Fazla değil daha bir hafta öncesine kadar maden işçisinin promosyonu tartışıyorduk.

Rödevanslı sahaların sorunları ve bu sahalarda çalışan maden işçilerinin işsiz kalabileceğini tartışıyorduk.

Madenciye hak ettiği promosyonu vermemek için türlü türlü bahaneler uyduruyorduk.

Özel sektör maden işletmecilerin yerli ve milli olduğunu, bu topraklara hizmet ettiğini söylediğimiz için bizi de borozancılık yapmakla suçlayanlar vardı.

Şimdi anladık mı madenci ne demekmiş!

Şimdi anladık mı özel sektör maden İşletme sahiplerinin de orada çalışan maden işçilerinin de bu toprak için ne kadar kıymetli olduğunu?

İllaki kıyamet koptuğunda mı anlamamız gerekiyordu?

Maden işçisinin…

Türkiye Taşkömürü Kurumu’nun (TTK)…

Düşman gibi hor gördüğümüz, kimilerinin hırsız dediği Rödevans İşletme Sahiplerinin kötü gün dostları olduğunu anladık mı?

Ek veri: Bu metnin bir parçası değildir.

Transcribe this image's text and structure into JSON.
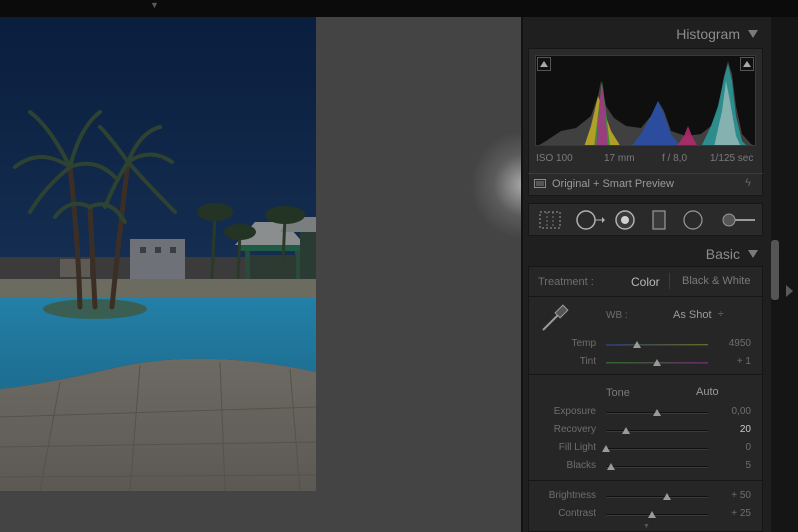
{
  "histogram": {
    "title": "Histogram",
    "exif": {
      "iso": "ISO 100",
      "focal": "17 mm",
      "aperture": "f / 8,0",
      "shutter": "1/125 sec"
    },
    "preview_label": "Original + Smart Preview"
  },
  "basic": {
    "title": "Basic",
    "treatment_label": "Treatment :",
    "treatment_color": "Color",
    "treatment_bw": "Black & White",
    "wb_label": "WB :",
    "wb_value": "As Shot",
    "wb_arrows": "÷",
    "sliders_wb": [
      {
        "label": "Temp",
        "value": "4950",
        "level": 0.3
      },
      {
        "label": "Tint",
        "value": "+ 1",
        "level": 0.5
      }
    ],
    "tone_label": "Tone",
    "auto_label": "Auto",
    "sliders_tone": [
      {
        "label": "Exposure",
        "value": "0,00",
        "level": 0.5
      },
      {
        "label": "Recovery",
        "value": "20",
        "level": 0.2
      },
      {
        "label": "Fill Light",
        "value": "0",
        "level": 0.0
      },
      {
        "label": "Blacks",
        "value": "5",
        "level": 0.05
      }
    ],
    "sliders_presence": [
      {
        "label": "Brightness",
        "value": "+ 50",
        "level": 0.6
      },
      {
        "label": "Contrast",
        "value": "+ 25",
        "level": 0.45
      }
    ]
  },
  "icons": {
    "collapse": "triangle-down-icon",
    "crop": "crop-overlay-icon",
    "spot": "spot-removal-icon",
    "redeye": "red-eye-correction-icon",
    "graduated": "graduated-filter-icon",
    "radial": "radial-filter-icon",
    "brush": "adjustment-brush-icon",
    "eyedropper": "white-balance-selector-icon"
  },
  "colors": {
    "panel_bg": "#1f1f1f",
    "canvas_bg": "#444444",
    "text": "#9a9a9a",
    "sky": "#0c2a4f",
    "pool": "#2a90b6"
  }
}
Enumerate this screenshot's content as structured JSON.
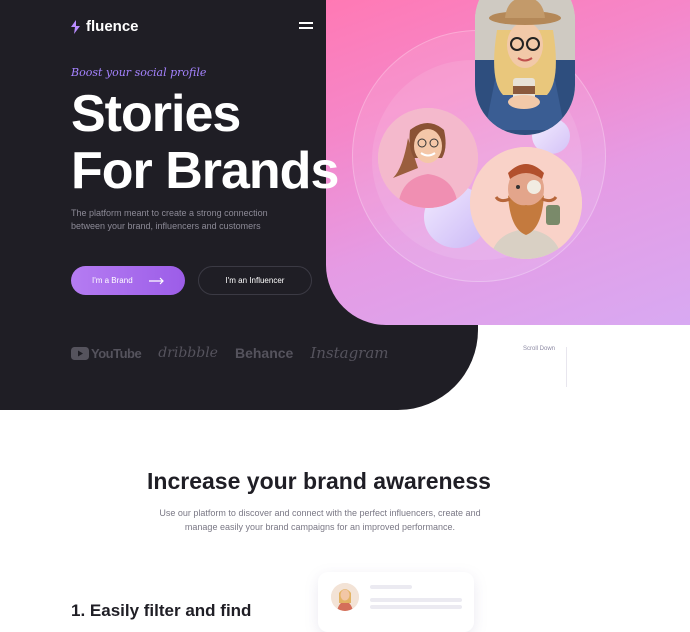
{
  "brand": {
    "name": "fluence",
    "logo_icon": "flame-logo-icon",
    "accent": "#9c5de8"
  },
  "nav": {
    "menu_icon": "hamburger-menu-icon"
  },
  "hero": {
    "tagline": "Boost your social profile",
    "title_line1": "Stories",
    "title_line2": "For Brands",
    "description": "The platform meant to create a strong connection between your brand, influencers and customers",
    "primary_button": "I'm a Brand",
    "secondary_button": "I'm an Influencer",
    "scroll_label": "Scroll Down"
  },
  "partners": {
    "youtube": "YouTube",
    "dribbble": "dribbble",
    "behance": "Behance",
    "instagram": "Instagram"
  },
  "section": {
    "title": "Increase your brand awareness",
    "description": "Use our platform to discover and connect with the perfect influencers, create and manage easily your brand campaigns for an improved performance."
  },
  "feature": {
    "title": "1. Easily filter and find"
  },
  "colors": {
    "dark": "#1f1e25",
    "pink": "#ff79b4",
    "lavender": "#d8a9f2",
    "purple": "#9c5de8"
  }
}
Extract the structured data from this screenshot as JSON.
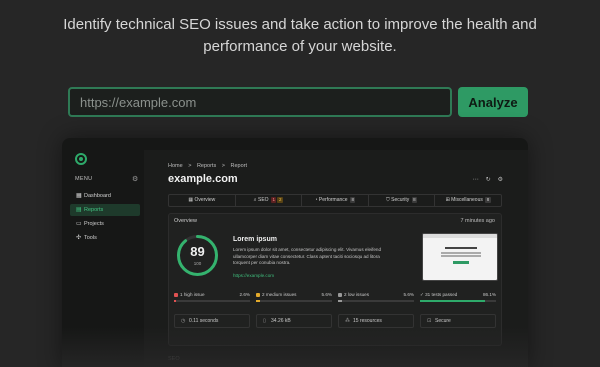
{
  "hero": {
    "line1": "Identify technical SEO issues and take action to improve the health and",
    "line2": "performance of your website."
  },
  "search": {
    "placeholder": "https://example.com",
    "button_label": "Analyze"
  },
  "colors": {
    "accent": "#2e9a64",
    "background": "#262626"
  },
  "app": {
    "sidebar": {
      "menu_label": "MENU",
      "items": [
        {
          "label": "Dashboard",
          "icon": "grid-icon"
        },
        {
          "label": "Reports",
          "icon": "chart-icon",
          "active": true
        },
        {
          "label": "Projects",
          "icon": "folder-icon"
        },
        {
          "label": "Tools",
          "icon": "wrench-icon"
        }
      ]
    },
    "breadcrumb": [
      "Home",
      ">",
      "Reports",
      ">",
      "Report"
    ],
    "domain": "example.com",
    "tabs": [
      {
        "label": "Overview"
      },
      {
        "label": "SEO",
        "badges": [
          "1",
          "2"
        ]
      },
      {
        "label": "Performance",
        "badges": [
          "8"
        ]
      },
      {
        "label": "Security",
        "badges": [
          "8"
        ]
      },
      {
        "label": "Miscellaneous",
        "badges": [
          "8"
        ]
      }
    ],
    "overview": {
      "title": "Overview",
      "time": "7 minutes ago",
      "score": 89,
      "score_max": "100",
      "lorem_title": "Lorem ipsum",
      "lorem_body": "Lorem ipsum dolor sit amet, consectetur adipiscing elit. Vivamus eleifend ullamcorper diam vitae consectetur. Class aptent taciti sociosqu ad litora torquent per conubia nostra.",
      "link": "https://example.com",
      "issues": [
        {
          "label": "1 high issue",
          "pct": "2.6%",
          "fraction": 0.026,
          "color": "#e05252"
        },
        {
          "label": "2 medium issues",
          "pct": "5.6%",
          "fraction": 0.056,
          "color": "#e3aa2b"
        },
        {
          "label": "2 low issues",
          "pct": "5.6%",
          "fraction": 0.056,
          "color": "#9a9a9a"
        },
        {
          "label": "✓ 31 tests passed",
          "pct": "86.1%",
          "fraction": 0.861,
          "color": "#2eaa6a"
        }
      ],
      "stats": [
        {
          "icon": "clock-icon",
          "value": "0.11 seconds"
        },
        {
          "icon": "file-icon",
          "value": "34.26 kB"
        },
        {
          "icon": "resources-icon",
          "value": "15 resources"
        },
        {
          "icon": "lock-icon",
          "value": "Secure"
        }
      ]
    },
    "footer_label": "SEO"
  }
}
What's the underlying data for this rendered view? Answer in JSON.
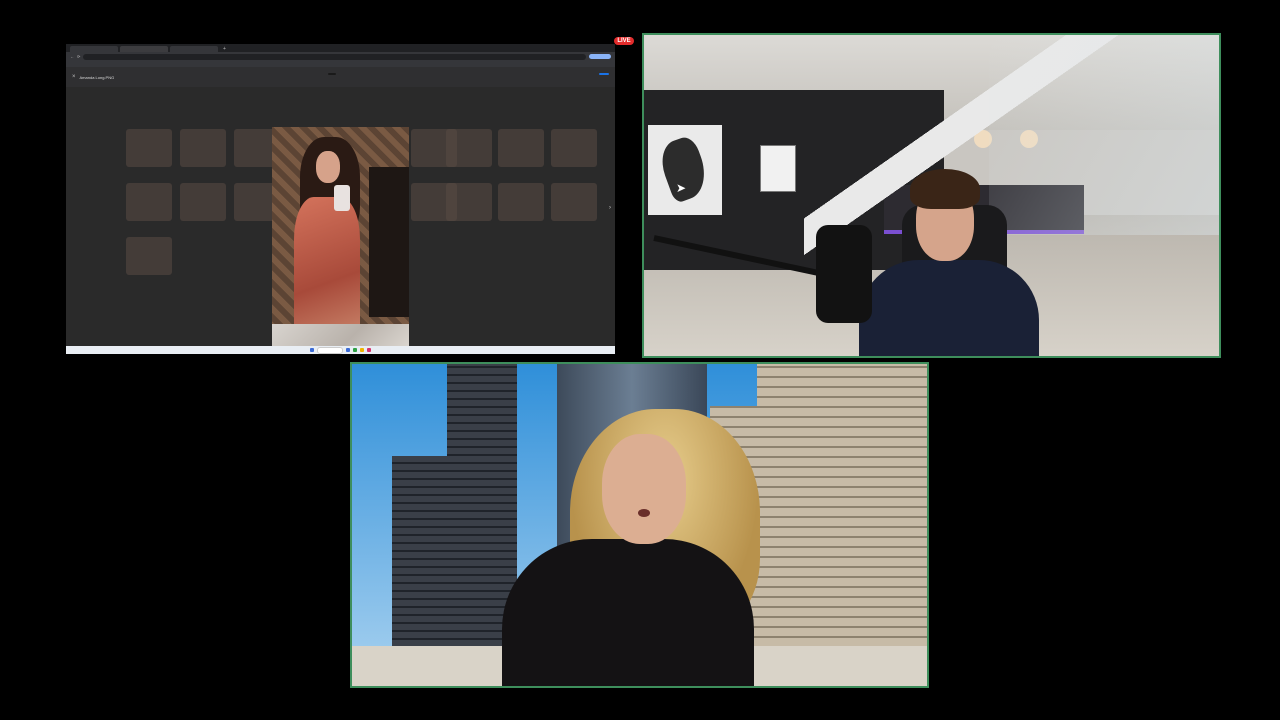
{
  "live_badge": "LIVE",
  "share": {
    "tabs": [
      "",
      "",
      ""
    ],
    "address_url": "",
    "address_button": "",
    "bookmarks": [],
    "viewer_file": "Amanda Long.PNG",
    "viewer_mid": "",
    "viewer_share": "",
    "taskbar_clock": "",
    "taskbar_weather": ""
  },
  "cursor_icon": "arrow-cursor-icon",
  "colors": {
    "active_border": "#3e8e5c",
    "live_red": "#e32c2c"
  }
}
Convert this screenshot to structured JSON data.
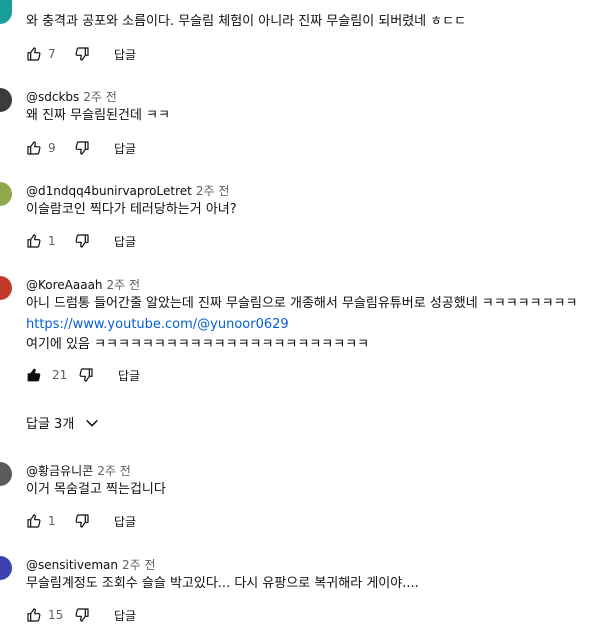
{
  "comments": [
    {
      "handle": "",
      "time": "",
      "text": "와 충격과 공포와 소름이다. 무슬림 체험이 아니라 진짜 무슬림이 되버렸네 ㅎㄷㄷ",
      "likes": "7",
      "reply_label": "답글",
      "avatar_color": "#1a9e9b"
    },
    {
      "handle": "@sdckbs",
      "time": "2주 전",
      "text": "왜 진짜 무슬림된건데 ㅋㅋ",
      "likes": "9",
      "reply_label": "답글",
      "avatar_color": "#3c3c3c"
    },
    {
      "handle": "@d1ndqq4bunirvaproLetret",
      "time": "2주 전",
      "text": "이슬람코인 찍다가 테러당하는거 아녀?",
      "likes": "1",
      "reply_label": "답글",
      "avatar_color": "#8fa84b"
    },
    {
      "handle": "@KoreAaaah",
      "time": "2주 전",
      "text_line1": "아니 드럼통 들어간줄 알았는데 진짜 무슬림으로 개종해서 무슬림유튜버로 성공했네 ㅋㅋㅋㅋㅋㅋㅋㅋ",
      "link": "https://www.youtube.com/@yunoor0629",
      "text_line3": "여기에 있음 ㅋㅋㅋㅋㅋㅋㅋㅋㅋㅋㅋㅋㅋㅋㅋㅋㅋㅋㅋㅋㅋㅋㅋ",
      "likes": "21",
      "reply_label": "답글",
      "avatar_color": "#c0392b"
    },
    {
      "handle": "@황금유니콘",
      "time": "2주 전",
      "text": "이거 목숨걸고 찍는겁니다",
      "likes": "1",
      "reply_label": "답글",
      "avatar_color": "#5a5a5a"
    },
    {
      "handle": "@sensitiveman",
      "time": "2주 전",
      "text": "무슬림계정도 조회수 슬슬 박고있다... 다시 유팡으로 복귀해라 게이야....",
      "likes": "15",
      "reply_label": "답글",
      "avatar_color": "#3b3fb0"
    }
  ],
  "replies_toggle": {
    "label": "답글 3개"
  }
}
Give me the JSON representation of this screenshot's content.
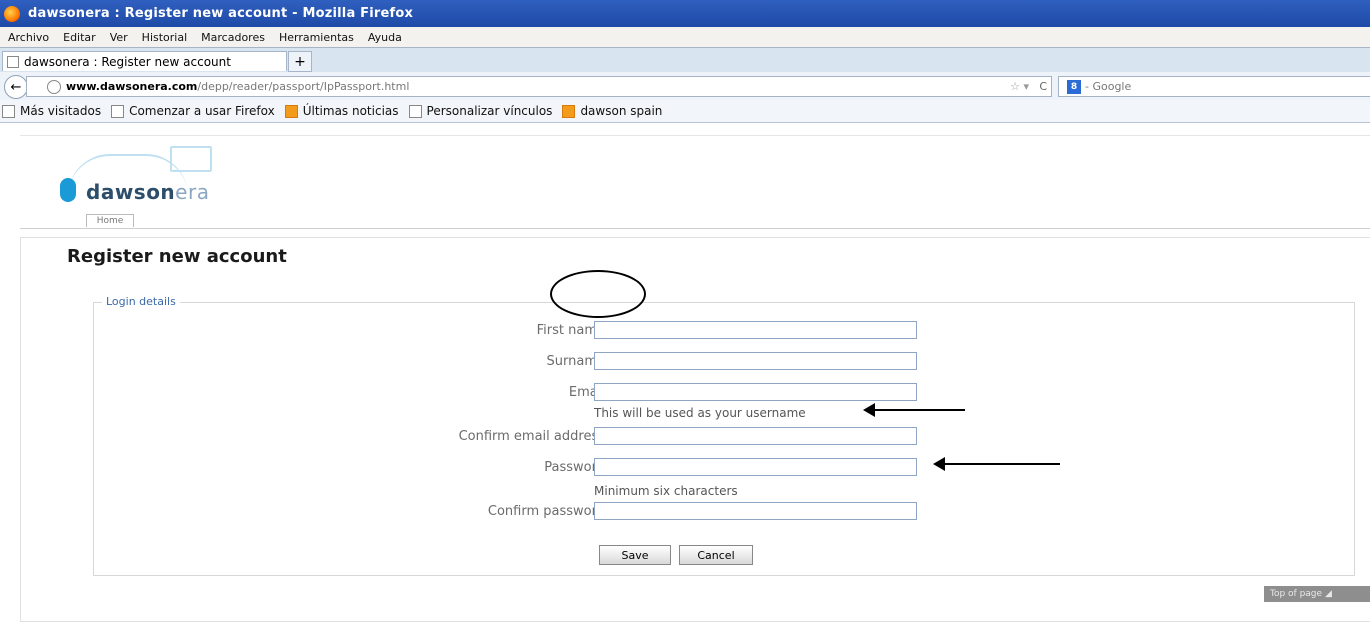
{
  "window": {
    "title": "dawsonera : Register new account - Mozilla Firefox"
  },
  "menu": [
    "Archivo",
    "Editar",
    "Ver",
    "Historial",
    "Marcadores",
    "Herramientas",
    "Ayuda"
  ],
  "tab": {
    "title": "dawsonera : Register new account",
    "new_tab_label": "+"
  },
  "address": {
    "domain": "www.dawsonera.com",
    "path": "/depp/reader/passport/IpPassport.html",
    "search_placeholder": "Google",
    "search_badge": "8"
  },
  "bookmarks": [
    {
      "label": "Más visitados",
      "icon": "page-icon"
    },
    {
      "label": "Comenzar a usar Firefox",
      "icon": "page-icon"
    },
    {
      "label": "Últimas noticias",
      "icon": "rss-icon"
    },
    {
      "label": "Personalizar vínculos",
      "icon": "page-icon"
    },
    {
      "label": "dawson spain",
      "icon": "rss-icon"
    }
  ],
  "site": {
    "logo_text_dark": "dawson",
    "logo_text_light": "era",
    "home_tab": "Home"
  },
  "page": {
    "title": "Register new account",
    "legend": "Login details",
    "fields": {
      "first_name": "First name",
      "surname": "Surname",
      "email": "Email",
      "email_hint": "This will be used as your username",
      "confirm_email": "Confirm email address",
      "password": "Password",
      "password_hint": "Minimum six characters",
      "confirm_password": "Confirm password"
    },
    "buttons": {
      "save": "Save",
      "cancel": "Cancel"
    },
    "top_of_page": "Top of page"
  }
}
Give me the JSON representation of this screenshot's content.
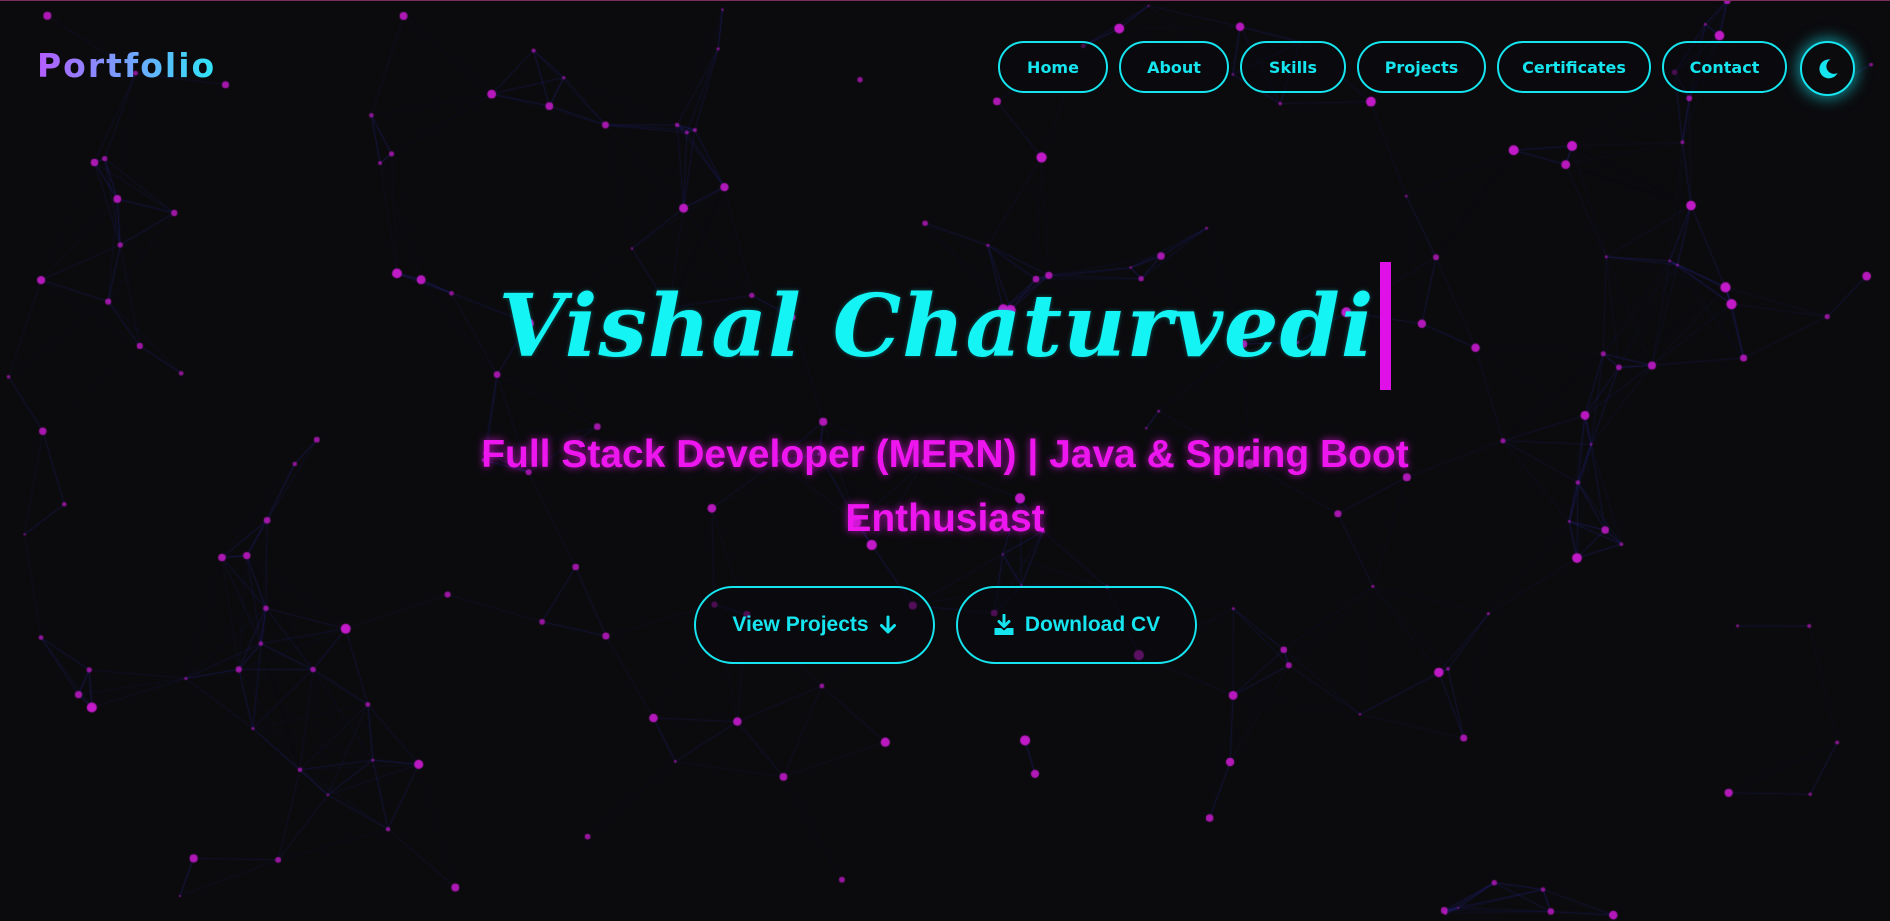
{
  "brand": {
    "label": "Portfolio"
  },
  "nav": {
    "items": [
      {
        "label": "Home"
      },
      {
        "label": "About"
      },
      {
        "label": "Skills"
      },
      {
        "label": "Projects"
      },
      {
        "label": "Certificates"
      },
      {
        "label": "Contact"
      }
    ],
    "theme_toggle_icon": "moon-icon"
  },
  "hero": {
    "name": "Vishal Chaturvedi",
    "subtitle_line1": "Full Stack Developer (MERN) | Java & Spring Boot",
    "subtitle_line2": "Enthusiast",
    "buttons": {
      "view_projects": {
        "label": "View Projects",
        "icon": "arrow-down-icon"
      },
      "download_cv": {
        "label": "Download CV",
        "icon": "download-icon"
      }
    }
  },
  "colors": {
    "background": "#0b0b0e",
    "accent_cyan": "#16e4ee",
    "accent_magenta": "#ee16ee",
    "particle_node": "#c21ac8",
    "particle_link": "#1c1c8c"
  }
}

Kağıt gibi yerlebir olan binalara kurdukları ‘domuz damı’ ile girip kömür yerine ömür kazan tüm madencilerimize minnettarız.

Devletine maddi katkı sağlayan, insan gücü ile deprem bölgesine kendi imkanları koşan, erzak, odun, kömürle onlarca canımızı ısıtan Rödevans İşletmelerine yürekten teşekkür ediyoruz.

Madencilerin barınma sorunu çözen Eren Enerji Elektrik Üretim A.Ş’de bir teşekkürü hak etti.

Biz, bir ve beraber olduğumuzda çok güzeliz…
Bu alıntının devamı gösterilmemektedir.